Chung and his collaborators chose to study honokiol as a potential therapy for metastatic prostate cancer because of earlier results from several research groups demonstrating that this compound interferes with a number of processes involved in tumor growth and metastasis with little associated toxicity. First, this team showed that honokiol triggers apoptosis in cultured prostate cancer cells. They then conducted a series of experiments in which they treated mice with treatment-resistant human metastatic prostate tumors with honokiol and docetaxel, an approved anticancer agent. These latter studies showed that even this combination therapy was effective at shrinking these tumors even when they used very low doses of docetaxel.

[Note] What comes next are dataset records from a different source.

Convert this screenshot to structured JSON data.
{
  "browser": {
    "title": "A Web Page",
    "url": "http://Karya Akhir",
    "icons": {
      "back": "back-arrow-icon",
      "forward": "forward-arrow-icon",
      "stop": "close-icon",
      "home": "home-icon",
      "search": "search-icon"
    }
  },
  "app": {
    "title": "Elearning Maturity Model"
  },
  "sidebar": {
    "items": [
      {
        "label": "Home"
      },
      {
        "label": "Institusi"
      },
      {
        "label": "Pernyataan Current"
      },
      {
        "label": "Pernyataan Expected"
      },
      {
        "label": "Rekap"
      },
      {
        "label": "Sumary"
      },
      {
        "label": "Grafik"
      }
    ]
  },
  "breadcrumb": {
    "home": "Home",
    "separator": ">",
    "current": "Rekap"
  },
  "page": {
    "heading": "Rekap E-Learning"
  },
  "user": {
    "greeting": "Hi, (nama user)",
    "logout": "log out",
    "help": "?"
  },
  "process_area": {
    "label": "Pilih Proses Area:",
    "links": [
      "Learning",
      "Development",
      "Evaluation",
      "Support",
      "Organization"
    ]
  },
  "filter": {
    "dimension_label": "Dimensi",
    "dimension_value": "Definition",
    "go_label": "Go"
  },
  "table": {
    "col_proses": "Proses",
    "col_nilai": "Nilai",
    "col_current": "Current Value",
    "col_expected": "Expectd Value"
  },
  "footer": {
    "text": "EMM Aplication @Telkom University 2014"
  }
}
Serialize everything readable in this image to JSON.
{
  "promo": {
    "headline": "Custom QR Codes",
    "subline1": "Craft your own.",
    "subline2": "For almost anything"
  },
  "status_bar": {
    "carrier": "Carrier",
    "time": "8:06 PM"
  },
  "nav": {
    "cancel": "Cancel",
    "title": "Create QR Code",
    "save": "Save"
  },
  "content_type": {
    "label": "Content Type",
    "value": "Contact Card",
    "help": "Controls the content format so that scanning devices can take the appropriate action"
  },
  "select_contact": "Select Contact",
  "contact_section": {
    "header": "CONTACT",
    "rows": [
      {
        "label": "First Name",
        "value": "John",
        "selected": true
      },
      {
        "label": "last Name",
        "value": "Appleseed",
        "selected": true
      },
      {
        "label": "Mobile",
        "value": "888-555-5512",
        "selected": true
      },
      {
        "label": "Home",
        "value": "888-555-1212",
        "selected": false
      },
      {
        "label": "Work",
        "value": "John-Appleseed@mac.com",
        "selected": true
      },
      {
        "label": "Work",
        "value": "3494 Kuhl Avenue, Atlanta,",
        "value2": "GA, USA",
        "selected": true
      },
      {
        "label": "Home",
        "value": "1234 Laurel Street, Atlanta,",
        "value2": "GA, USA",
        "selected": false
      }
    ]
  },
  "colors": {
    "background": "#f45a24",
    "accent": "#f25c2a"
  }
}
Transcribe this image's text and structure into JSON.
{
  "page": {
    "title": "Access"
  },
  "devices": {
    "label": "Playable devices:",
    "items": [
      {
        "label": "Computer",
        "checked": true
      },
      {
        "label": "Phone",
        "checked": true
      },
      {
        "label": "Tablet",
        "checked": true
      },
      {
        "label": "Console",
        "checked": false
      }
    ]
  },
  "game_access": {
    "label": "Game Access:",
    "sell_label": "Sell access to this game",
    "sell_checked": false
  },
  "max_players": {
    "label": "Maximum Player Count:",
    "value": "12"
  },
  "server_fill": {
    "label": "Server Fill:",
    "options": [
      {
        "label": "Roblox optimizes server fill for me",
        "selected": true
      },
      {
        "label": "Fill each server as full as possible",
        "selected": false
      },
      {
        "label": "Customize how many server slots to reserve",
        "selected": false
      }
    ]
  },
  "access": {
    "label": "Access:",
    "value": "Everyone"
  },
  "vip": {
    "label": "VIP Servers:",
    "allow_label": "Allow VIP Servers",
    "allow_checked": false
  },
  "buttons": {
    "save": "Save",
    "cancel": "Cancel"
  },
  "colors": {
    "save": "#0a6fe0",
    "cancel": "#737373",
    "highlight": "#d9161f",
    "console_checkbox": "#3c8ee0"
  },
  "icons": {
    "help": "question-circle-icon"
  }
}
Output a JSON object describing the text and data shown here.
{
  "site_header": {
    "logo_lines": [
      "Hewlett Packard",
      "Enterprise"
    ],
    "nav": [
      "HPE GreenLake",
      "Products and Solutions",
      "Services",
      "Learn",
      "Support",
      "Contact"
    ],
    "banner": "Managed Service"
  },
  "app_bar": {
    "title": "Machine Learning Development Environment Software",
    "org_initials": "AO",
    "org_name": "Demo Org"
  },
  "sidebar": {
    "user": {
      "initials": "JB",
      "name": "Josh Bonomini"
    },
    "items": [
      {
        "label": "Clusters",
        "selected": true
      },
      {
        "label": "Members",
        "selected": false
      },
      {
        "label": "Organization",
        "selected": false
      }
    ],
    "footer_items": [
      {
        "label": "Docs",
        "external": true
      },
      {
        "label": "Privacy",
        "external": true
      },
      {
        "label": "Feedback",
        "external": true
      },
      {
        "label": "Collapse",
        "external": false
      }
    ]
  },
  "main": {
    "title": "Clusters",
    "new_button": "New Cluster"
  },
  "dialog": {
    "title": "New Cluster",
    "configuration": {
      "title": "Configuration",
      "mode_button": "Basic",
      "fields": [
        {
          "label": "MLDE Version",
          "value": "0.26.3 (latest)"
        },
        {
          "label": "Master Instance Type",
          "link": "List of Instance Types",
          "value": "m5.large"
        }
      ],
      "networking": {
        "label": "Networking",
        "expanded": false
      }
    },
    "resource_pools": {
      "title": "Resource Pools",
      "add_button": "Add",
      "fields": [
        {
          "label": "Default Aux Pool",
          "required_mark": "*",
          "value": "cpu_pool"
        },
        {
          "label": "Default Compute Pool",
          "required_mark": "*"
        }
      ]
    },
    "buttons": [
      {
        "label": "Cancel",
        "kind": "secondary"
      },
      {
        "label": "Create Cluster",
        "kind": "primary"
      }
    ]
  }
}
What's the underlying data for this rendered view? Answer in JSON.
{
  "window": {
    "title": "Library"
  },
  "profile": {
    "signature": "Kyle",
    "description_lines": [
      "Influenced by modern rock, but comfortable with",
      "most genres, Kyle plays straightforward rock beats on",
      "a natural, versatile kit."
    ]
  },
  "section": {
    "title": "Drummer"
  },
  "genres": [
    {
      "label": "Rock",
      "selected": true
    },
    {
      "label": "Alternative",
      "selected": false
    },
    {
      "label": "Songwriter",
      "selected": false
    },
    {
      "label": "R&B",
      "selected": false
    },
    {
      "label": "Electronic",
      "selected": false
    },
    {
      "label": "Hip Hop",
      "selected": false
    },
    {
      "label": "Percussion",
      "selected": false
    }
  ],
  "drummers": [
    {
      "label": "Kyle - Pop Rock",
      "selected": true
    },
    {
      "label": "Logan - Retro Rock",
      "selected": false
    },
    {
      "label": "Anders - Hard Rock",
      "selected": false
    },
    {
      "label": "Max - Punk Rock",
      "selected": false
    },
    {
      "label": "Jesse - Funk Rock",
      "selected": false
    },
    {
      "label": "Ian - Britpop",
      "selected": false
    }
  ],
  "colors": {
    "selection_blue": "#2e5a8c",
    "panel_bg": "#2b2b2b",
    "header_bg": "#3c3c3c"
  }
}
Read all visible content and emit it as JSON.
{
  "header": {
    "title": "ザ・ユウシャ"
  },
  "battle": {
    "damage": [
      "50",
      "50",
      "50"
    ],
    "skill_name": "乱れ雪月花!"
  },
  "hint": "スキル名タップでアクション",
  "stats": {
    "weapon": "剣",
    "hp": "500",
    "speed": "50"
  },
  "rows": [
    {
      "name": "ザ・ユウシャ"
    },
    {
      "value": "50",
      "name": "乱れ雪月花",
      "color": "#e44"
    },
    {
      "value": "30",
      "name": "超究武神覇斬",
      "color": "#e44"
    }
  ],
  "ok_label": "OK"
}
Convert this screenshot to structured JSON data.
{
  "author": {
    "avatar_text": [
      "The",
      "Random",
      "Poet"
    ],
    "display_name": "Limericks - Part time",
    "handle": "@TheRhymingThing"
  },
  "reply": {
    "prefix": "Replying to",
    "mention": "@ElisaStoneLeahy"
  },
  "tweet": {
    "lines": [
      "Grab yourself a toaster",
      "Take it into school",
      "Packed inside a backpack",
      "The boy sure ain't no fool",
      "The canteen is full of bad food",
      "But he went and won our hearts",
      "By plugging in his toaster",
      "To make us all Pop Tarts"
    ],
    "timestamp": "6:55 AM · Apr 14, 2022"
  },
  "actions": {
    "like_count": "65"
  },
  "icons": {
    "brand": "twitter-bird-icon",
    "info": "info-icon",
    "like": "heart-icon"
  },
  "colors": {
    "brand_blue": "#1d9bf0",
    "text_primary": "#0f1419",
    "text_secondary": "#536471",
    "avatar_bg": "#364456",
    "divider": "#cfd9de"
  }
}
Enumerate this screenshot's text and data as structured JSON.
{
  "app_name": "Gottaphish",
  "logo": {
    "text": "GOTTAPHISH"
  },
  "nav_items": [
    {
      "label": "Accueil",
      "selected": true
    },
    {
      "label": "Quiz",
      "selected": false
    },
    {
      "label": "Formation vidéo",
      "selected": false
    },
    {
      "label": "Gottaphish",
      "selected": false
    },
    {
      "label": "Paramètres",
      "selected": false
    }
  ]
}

The investigators also found that the combined therapy had a lethal effect on the wide variety of cells that surround tumors and both support their growth and are necessary for metastasis to occur. The investigators reported their findings in the journal Cancer.
This work, which was funded by the National Cancer Institute, is detailed in the paper "Honokiol, a natural plant product, inhibits the bone metastatic growth of human prostate cancer cells." Investigators from the University of Alabama at Birmingham, the Hyogo College of Medicine in Nishinomiya, Japan, and the Weill Medical College of Cornell University also participated in this study. This paper was published online in advance of print publication. An abstract of this paper is available through PubMed.